De rechtbank heeft geoordeeld dat de Kansspelautoriteit (Ksa) terecht een vergunning introk van een exploitant wegens vermeend “slecht levensgedrag”. Volgens de rechter was het besluit van de Ksa zorgvuldig onderbouwd, ondanks dat de exploitant bezwaar maakte tegen de manier waarop zijn persoonlijke situatie werd beoordeeld.
Een opvallend onderdeel van de uitspraak was de vergelijking met betaaldiensten zoals Paysafe. De rechter stelde namelijk dat deze vergelijking niet opging, omdat betaaldiensten als Paysafe geen kansspelvergunning hebben en geen directe koppeling vormen tussen contant geld en een online gokaccount.
Maar juist dát punt roept grote vraagtekens op.
Commentaar
Hoe kan een rechter zo’n uitspraak doen, terwijl uit verklaringen onder ede van Ksa-medewerkers — waaronder Van Dalen, Eerligh, Roeleveld en Van den Brink — is gebleken dat dit nooit is onderzocht?

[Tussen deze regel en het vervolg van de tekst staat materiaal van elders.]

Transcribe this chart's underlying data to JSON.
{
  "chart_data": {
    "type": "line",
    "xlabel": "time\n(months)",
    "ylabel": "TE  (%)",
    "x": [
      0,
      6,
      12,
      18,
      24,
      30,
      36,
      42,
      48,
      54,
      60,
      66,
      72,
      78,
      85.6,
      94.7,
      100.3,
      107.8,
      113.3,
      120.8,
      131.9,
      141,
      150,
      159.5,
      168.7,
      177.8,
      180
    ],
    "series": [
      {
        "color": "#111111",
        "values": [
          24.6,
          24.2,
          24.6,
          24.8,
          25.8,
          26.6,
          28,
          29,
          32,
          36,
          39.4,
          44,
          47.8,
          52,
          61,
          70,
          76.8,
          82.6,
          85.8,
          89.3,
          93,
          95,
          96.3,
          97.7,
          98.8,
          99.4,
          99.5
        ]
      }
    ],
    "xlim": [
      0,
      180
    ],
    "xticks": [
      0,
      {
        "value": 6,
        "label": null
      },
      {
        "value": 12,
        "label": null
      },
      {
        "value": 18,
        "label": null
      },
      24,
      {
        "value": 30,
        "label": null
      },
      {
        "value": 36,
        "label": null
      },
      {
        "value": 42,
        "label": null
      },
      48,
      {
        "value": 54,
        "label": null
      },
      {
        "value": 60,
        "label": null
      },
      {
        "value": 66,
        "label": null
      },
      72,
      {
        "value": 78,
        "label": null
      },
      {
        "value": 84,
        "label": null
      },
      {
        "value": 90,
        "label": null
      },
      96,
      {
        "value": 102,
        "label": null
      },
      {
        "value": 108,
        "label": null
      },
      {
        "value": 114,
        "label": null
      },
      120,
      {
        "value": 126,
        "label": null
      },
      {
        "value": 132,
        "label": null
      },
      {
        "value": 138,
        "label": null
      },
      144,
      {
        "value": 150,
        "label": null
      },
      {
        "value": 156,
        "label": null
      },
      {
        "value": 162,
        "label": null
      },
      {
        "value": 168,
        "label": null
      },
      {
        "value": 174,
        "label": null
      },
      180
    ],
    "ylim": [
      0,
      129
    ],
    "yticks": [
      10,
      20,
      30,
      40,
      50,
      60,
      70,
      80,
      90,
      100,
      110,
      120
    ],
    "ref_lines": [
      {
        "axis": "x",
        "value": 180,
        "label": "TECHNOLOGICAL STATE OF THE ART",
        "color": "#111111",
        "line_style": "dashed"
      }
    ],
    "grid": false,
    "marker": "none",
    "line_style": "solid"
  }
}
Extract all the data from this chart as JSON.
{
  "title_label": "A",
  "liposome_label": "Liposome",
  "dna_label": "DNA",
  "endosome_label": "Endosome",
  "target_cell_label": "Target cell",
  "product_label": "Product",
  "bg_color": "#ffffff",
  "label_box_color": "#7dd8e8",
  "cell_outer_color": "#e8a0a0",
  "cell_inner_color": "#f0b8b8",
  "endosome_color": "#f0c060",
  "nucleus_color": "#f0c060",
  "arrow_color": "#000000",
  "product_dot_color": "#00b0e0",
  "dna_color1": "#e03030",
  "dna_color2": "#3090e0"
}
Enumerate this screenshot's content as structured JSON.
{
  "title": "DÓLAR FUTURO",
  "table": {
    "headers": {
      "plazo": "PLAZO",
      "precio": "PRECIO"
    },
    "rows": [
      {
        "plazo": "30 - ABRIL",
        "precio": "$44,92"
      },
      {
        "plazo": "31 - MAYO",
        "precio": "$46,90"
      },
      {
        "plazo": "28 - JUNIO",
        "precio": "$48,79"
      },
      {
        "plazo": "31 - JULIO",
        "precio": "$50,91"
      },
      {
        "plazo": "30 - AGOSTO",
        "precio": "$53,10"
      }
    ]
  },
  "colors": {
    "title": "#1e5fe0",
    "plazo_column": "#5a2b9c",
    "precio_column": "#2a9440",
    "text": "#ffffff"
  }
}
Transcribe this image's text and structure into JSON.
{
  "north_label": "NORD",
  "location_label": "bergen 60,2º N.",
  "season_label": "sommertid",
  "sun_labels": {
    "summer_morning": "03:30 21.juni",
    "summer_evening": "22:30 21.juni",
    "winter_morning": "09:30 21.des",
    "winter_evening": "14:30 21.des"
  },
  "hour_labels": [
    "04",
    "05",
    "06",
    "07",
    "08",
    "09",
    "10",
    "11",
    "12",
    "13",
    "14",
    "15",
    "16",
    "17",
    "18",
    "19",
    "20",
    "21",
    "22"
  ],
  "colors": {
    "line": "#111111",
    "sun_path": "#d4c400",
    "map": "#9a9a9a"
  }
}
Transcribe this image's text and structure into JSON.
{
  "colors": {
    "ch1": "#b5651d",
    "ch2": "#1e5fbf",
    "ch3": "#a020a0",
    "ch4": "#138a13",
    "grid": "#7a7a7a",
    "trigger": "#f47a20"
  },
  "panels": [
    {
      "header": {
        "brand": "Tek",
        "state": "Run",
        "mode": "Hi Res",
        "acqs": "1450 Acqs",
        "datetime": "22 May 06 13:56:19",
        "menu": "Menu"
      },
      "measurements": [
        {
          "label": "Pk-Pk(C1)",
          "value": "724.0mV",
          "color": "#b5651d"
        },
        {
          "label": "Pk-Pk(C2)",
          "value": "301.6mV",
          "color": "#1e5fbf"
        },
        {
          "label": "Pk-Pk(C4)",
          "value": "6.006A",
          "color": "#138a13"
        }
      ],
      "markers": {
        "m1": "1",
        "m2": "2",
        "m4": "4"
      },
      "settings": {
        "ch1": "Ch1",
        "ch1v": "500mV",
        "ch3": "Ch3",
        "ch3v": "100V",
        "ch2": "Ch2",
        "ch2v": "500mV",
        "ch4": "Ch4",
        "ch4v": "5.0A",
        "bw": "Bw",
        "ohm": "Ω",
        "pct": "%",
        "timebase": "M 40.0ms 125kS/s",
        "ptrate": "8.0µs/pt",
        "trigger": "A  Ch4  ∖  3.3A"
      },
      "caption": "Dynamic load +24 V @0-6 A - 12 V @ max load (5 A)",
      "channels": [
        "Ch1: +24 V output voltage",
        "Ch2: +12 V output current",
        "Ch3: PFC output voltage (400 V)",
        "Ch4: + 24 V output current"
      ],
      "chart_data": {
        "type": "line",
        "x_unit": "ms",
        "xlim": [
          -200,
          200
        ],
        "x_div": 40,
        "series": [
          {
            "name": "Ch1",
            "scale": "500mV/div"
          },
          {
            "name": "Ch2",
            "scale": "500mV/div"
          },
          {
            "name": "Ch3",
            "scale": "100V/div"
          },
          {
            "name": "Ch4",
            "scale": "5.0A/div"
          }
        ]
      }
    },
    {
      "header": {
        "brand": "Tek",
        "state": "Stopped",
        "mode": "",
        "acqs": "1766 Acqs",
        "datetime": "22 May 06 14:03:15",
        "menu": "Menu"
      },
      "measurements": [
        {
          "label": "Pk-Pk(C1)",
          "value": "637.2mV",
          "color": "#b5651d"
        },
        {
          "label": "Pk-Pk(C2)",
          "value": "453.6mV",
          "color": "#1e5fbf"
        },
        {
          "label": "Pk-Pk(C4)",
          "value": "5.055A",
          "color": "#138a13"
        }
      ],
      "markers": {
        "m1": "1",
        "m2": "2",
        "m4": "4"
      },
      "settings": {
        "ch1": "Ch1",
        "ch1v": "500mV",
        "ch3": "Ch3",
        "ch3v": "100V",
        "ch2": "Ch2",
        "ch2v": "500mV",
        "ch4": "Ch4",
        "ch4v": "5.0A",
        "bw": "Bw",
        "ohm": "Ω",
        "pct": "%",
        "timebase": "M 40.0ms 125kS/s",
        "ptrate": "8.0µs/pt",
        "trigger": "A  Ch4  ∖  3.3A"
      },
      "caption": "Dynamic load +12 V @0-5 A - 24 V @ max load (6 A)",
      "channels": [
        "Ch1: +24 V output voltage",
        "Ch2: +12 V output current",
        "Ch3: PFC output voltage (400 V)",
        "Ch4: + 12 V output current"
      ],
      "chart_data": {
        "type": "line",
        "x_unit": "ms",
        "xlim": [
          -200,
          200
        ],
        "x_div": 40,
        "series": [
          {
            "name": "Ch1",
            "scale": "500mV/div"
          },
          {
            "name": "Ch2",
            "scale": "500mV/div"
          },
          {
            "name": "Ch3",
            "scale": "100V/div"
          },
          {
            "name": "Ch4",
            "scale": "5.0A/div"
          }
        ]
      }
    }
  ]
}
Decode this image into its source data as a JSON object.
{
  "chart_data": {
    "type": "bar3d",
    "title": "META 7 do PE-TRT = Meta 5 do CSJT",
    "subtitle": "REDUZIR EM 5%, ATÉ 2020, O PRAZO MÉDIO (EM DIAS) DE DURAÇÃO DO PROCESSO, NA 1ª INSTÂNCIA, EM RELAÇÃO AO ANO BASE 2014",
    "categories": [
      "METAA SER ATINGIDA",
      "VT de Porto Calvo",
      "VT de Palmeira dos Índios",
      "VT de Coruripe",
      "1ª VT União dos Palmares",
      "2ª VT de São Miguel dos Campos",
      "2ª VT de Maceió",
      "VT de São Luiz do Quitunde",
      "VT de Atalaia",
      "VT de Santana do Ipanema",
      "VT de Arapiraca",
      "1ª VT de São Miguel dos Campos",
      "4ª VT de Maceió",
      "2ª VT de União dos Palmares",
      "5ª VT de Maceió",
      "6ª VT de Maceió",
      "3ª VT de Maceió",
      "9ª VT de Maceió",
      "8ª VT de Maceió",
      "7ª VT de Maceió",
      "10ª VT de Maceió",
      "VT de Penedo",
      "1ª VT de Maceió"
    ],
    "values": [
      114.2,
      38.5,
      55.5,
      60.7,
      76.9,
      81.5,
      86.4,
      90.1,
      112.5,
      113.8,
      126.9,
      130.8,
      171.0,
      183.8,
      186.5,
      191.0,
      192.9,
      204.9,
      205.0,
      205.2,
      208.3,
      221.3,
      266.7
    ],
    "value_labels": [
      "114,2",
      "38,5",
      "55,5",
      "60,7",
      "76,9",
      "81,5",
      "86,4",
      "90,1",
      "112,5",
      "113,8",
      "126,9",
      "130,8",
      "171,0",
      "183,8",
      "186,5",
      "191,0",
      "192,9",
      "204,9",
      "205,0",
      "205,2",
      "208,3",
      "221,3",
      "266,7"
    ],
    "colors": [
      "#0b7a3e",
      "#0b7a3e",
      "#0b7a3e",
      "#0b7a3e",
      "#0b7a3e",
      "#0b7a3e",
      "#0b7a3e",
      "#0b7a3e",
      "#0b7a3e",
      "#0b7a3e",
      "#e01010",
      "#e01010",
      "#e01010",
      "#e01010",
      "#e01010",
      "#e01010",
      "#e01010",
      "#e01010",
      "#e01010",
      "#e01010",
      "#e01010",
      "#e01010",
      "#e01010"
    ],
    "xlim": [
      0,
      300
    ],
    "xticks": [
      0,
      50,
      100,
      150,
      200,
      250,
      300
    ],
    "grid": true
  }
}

In de proces-verbalen van de Ksa stond het wel zwart op wit, maar onder ede moesten de betrokken medewerkers toegeven dat ze het simpelweg niet hebben gecontroleerd.
Toch neemt de rechtbank dit klakkeloos over. Wéér een voorbeeld van cherry picking door de rechtspraak: selectief gebruikmaken van wat in het verhaal past, en negeren wat niet uitkomt.
De Ksa lijkt zich bovendien al ingedekt te hebben tegen rechters met een té heldere blik. Want wat doet de Ksa als iemand het spel niet meespeelt? Simpel: we nemen gewoon alvast een rechter op de loonlijst, en wie moeilijk doet, kan er ook nog wel bij. Zo blijft de controle netjes in eigen huis.
Er is inmiddels hoger beroep ingesteld, in de hoop dat dáár wél iemand de moeite neemt om te begrijpen wat er werkelijk is gebeurd.
Maar één ding lijkt inmiddels duidelijk:
Als zelfs een vies spel vergunningplichtig wordt, beslist de Ksa wie hem krijgt — en de Ksa hééft hem al.